Teams can also wear warmer than comfortable clothing to simulate a hotter environment. Now, we need to be ethical. Coaches shouldn’t be cramming their athletes in a sauna or wearing hoodies when it’s 80 degrees out. If you are traveling to a place that’s at least 20 degrees warmer than the environment that you are used to, simply adding another layer of clothes or adjusting the practice schedule can go a long way.

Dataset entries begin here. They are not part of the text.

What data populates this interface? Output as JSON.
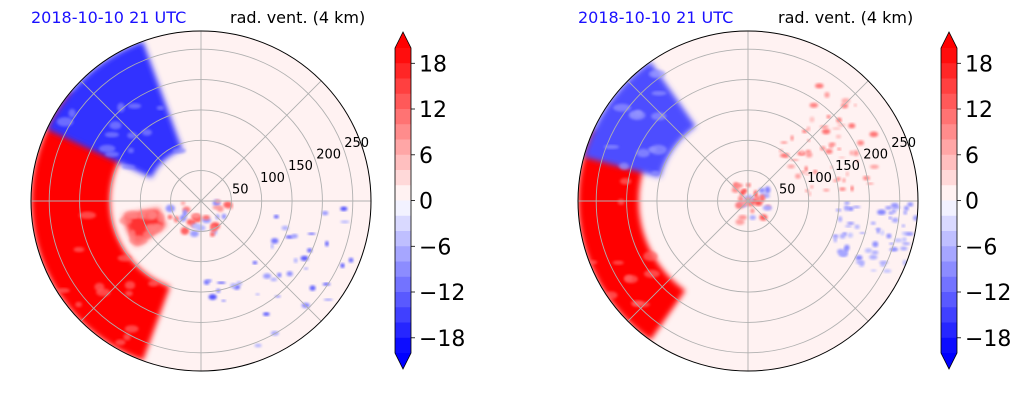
{
  "colors": {
    "title_left": "#1a10ff",
    "title_right": "#000000",
    "positive_max": "#ff0000",
    "negative_max": "#0000ff",
    "zero": "#ffffff",
    "grid": "#b0b0b0"
  },
  "chart_data": [
    {
      "type": "heatmap",
      "projection": "polar",
      "title_left": "2018-10-10 21 UTC",
      "title_right": "rad. vent. (4 km)",
      "r_ticks": [
        50,
        100,
        150,
        200,
        250
      ],
      "r_max": 280,
      "grid": true,
      "colorbar": {
        "levels_min": -20,
        "levels_max": 20,
        "step": 2,
        "ticks": [
          18,
          12,
          6,
          0,
          -6,
          -12,
          -18
        ],
        "tick_labels": [
          "18",
          "12",
          "6",
          "0",
          "−6",
          "−12",
          "−18"
        ],
        "extend": "both",
        "cmap": "bwr"
      },
      "features": [
        {
          "kind": "positive-sector",
          "theta_from": 140,
          "theta_to": 250,
          "r_from": 150,
          "r_to": 280,
          "value": 20
        },
        {
          "kind": "negative-band",
          "theta_from": 110,
          "theta_to": 155,
          "r_from": 90,
          "r_to": 280,
          "value": -16
        },
        {
          "kind": "positive-band",
          "theta_from": 190,
          "theta_to": 215,
          "r_from": 70,
          "r_to": 130,
          "value": 16
        },
        {
          "kind": "eyewall-ring",
          "theta_from": 180,
          "theta_to": 360,
          "r_from": 25,
          "r_to": 60,
          "value": 14
        },
        {
          "kind": "scattered-negative",
          "theta_from": 270,
          "theta_to": 360,
          "r_from": 120,
          "r_to": 270,
          "value": -14
        }
      ]
    },
    {
      "type": "heatmap",
      "projection": "polar",
      "title_left": "2018-10-10 21 UTC",
      "title_right": "rad. vent. (4 km)",
      "r_ticks": [
        50,
        100,
        150,
        200,
        250
      ],
      "r_max": 280,
      "grid": true,
      "colorbar": {
        "levels_min": -20,
        "levels_max": 20,
        "step": 2,
        "ticks": [
          18,
          12,
          6,
          0,
          -6,
          -12,
          -18
        ],
        "tick_labels": [
          "18",
          "12",
          "6",
          "0",
          "−6",
          "−12",
          "−18"
        ],
        "extend": "both",
        "cmap": "bwr"
      },
      "features": [
        {
          "kind": "positive-sector",
          "theta_from": 155,
          "theta_to": 235,
          "r_from": 180,
          "r_to": 280,
          "value": 20
        },
        {
          "kind": "negative-band",
          "theta_from": 125,
          "theta_to": 165,
          "r_from": 150,
          "r_to": 280,
          "value": -14
        },
        {
          "kind": "positive-streaks",
          "theta_from": 5,
          "theta_to": 60,
          "r_from": 90,
          "r_to": 240,
          "value": 12
        },
        {
          "kind": "negative-streaks",
          "theta_from": 330,
          "theta_to": 360,
          "r_from": 150,
          "r_to": 280,
          "value": -10
        },
        {
          "kind": "center-dipole",
          "theta_from": 0,
          "theta_to": 360,
          "r_from": 0,
          "r_to": 40,
          "value": 14
        }
      ]
    }
  ]
}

If you can’t show up five days early to a site, replicating the sight at home can be advantageous. It is proven to be beneficial to your heart rate, sweat rate, and body temperatures in ways that can boost performance.
Keep Athletes Safe
Player safety is always the most important factor in sports. Every athlete needs to be conditioned to play in their upcoming environment. Just like running suicides or doing pushups can benefit any athlete, acclimatizing to a hot climate can properly condition an athlete as well.
Approximately 9,000 athletes per year are treated for heat-related illnesses. Sadly, some of these result in fatalities. The vast majority of heat-related illness happens in football. Football coaches and athletes need to be especially aware of all available heat illness prevention strategies, including those highlighted in this article.
Acclimatizing to hot environments can help keep athletes safe. That’s always priority number 1. Number 2, it has been proven to help athletes perform their best in environments where there is a frequent disadvantage.
To Recap for Proper Acclimatization:
- Arrive five days early
- Spend one hour of practice per day (300 minutes total)
If you cannot do this:
- Practice when it is hottest outside
- Wear clothes to keep athletes warm, but be safe and don’t overdo it
- Consider practice or conditioning inside a warm gym
- Consider extended warmups at practice
And always drink plenty of fluids, regardless.